An estimated 6.6 million people are currently on HIV treatments in low and middle-income countries, but a further 9 million are in need.
NO EXCUSE
The Gilead agreement also allows for new fixed-dose combinations and child-friendly medicines to be developed.
Oxfam estimated that the deal could benefit nearly all children living with HIV in poor countries and around 85 percent of people living with HIV in low and middle-income countries.
It said other companies now had no excuse for refusing to license their drugs to the pool.
Oxfam health policy adviser Mohga Kamal-Yanni said companies like ViiV that are already in discussions with the pool needed to get on board as fast as possible.
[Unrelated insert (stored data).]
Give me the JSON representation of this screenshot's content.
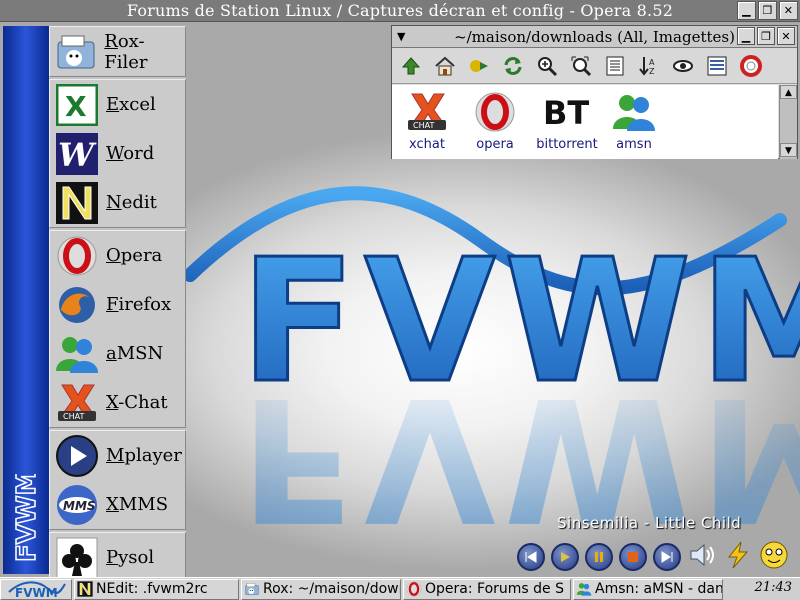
{
  "window": {
    "title": "Forums de Station Linux / Captures décran et config - Opera 8.52",
    "buttons": [
      "minimize",
      "maximize",
      "close"
    ]
  },
  "desktop": {
    "wallpaper_text": "FVWM",
    "side_logo": "FVWM"
  },
  "launcher": {
    "groups": [
      {
        "items": [
          {
            "label": "Rox-Filer",
            "icon": "rox-filer-icon"
          }
        ]
      },
      {
        "items": [
          {
            "label": "Excel",
            "icon": "excel-icon"
          },
          {
            "label": "Word",
            "icon": "word-icon"
          },
          {
            "label": "Nedit",
            "icon": "nedit-icon"
          }
        ]
      },
      {
        "items": [
          {
            "label": "Opera",
            "icon": "opera-icon"
          },
          {
            "label": "Firefox",
            "icon": "firefox-icon"
          },
          {
            "label": "aMSN",
            "icon": "amsn-icon"
          },
          {
            "label": "X-Chat",
            "icon": "xchat-icon"
          }
        ]
      },
      {
        "items": [
          {
            "label": "Mplayer",
            "icon": "mplayer-icon"
          },
          {
            "label": "XMMS",
            "icon": "xmms-icon"
          }
        ]
      },
      {
        "items": [
          {
            "label": "Pysol",
            "icon": "pysol-icon"
          }
        ]
      }
    ]
  },
  "rox": {
    "title": "~/maison/downloads (All, Imagettes)",
    "toolbar": [
      "up-icon",
      "home-icon",
      "bookmarks-icon",
      "refresh-icon",
      "zoom-in-icon",
      "fit-icon",
      "details-icon",
      "sort-icon",
      "show-hidden-icon",
      "list-icon",
      "help-icon"
    ],
    "files": [
      {
        "label": "xchat",
        "icon": "xchat-icon"
      },
      {
        "label": "opera",
        "icon": "opera-icon"
      },
      {
        "label": "bittorrent",
        "icon": "bittorrent-icon"
      },
      {
        "label": "amsn",
        "icon": "amsn-icon"
      }
    ],
    "bt_glyph": "BT"
  },
  "player": {
    "song": "Sinsemilia - Little Child",
    "controls": [
      "previous",
      "play",
      "pause",
      "stop",
      "next",
      "volume",
      "eject",
      "smiley"
    ]
  },
  "taskbar": {
    "tasks": [
      {
        "label": "NEdit: .fvwm2rc",
        "icon": "nedit-icon"
      },
      {
        "label": "Rox: ~/maison/downl",
        "icon": "rox-filer-icon"
      },
      {
        "label": "Opera: Forums de S",
        "icon": "opera-icon"
      },
      {
        "label": "Amsn: aMSN - dan",
        "icon": "amsn-icon"
      }
    ],
    "clock": "21:43"
  },
  "colors": {
    "fvwm_blue": "#2a7fd0",
    "launcher_bar": "#1a3fb5",
    "title_bar": "#7b7b7b"
  }
}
“Others, such as Abbott, which have so far failed to engage at all with the pool, should be ashamed of themselves and should start negotiations as soon as possible,” he said.
UNAIDS Executive Director Michel Sidibé said the deal marked a new era in the global HIV response with private and public sectors “working hand in hand for the best interests of public health”.
“I hope today’s announcement will inspire other pharmaceutical companies to follow suit to share intellectual property and innovation to make new technological advances in HIV treatment available sooner to the people that need them most.”
MSF also said it was vital that the other big companies join up so that manufacturers of generic drugs can produce more fixed-dose combinations (FDCs). Johnson & Johnson and Merck both make drugs used in FDCs.
Tido von Schoen-Angerer, director of MSF’s campaign for access to essential medicines, said FDCs helped patients adhere to their treatment and take the correct drugs in the right combinations. They also reduced the likelihood of HIV resistance developing.
“To really make this work we need the other companies to join up so that we have other drugs in the pool to develop fixed-dose combinations,” he added.
The licences will allow for the supply of tenofovir and emtricitabine in 111 countries, for cobicistat in 102 countries, and for elvitegravir and the Quad in 99 countries.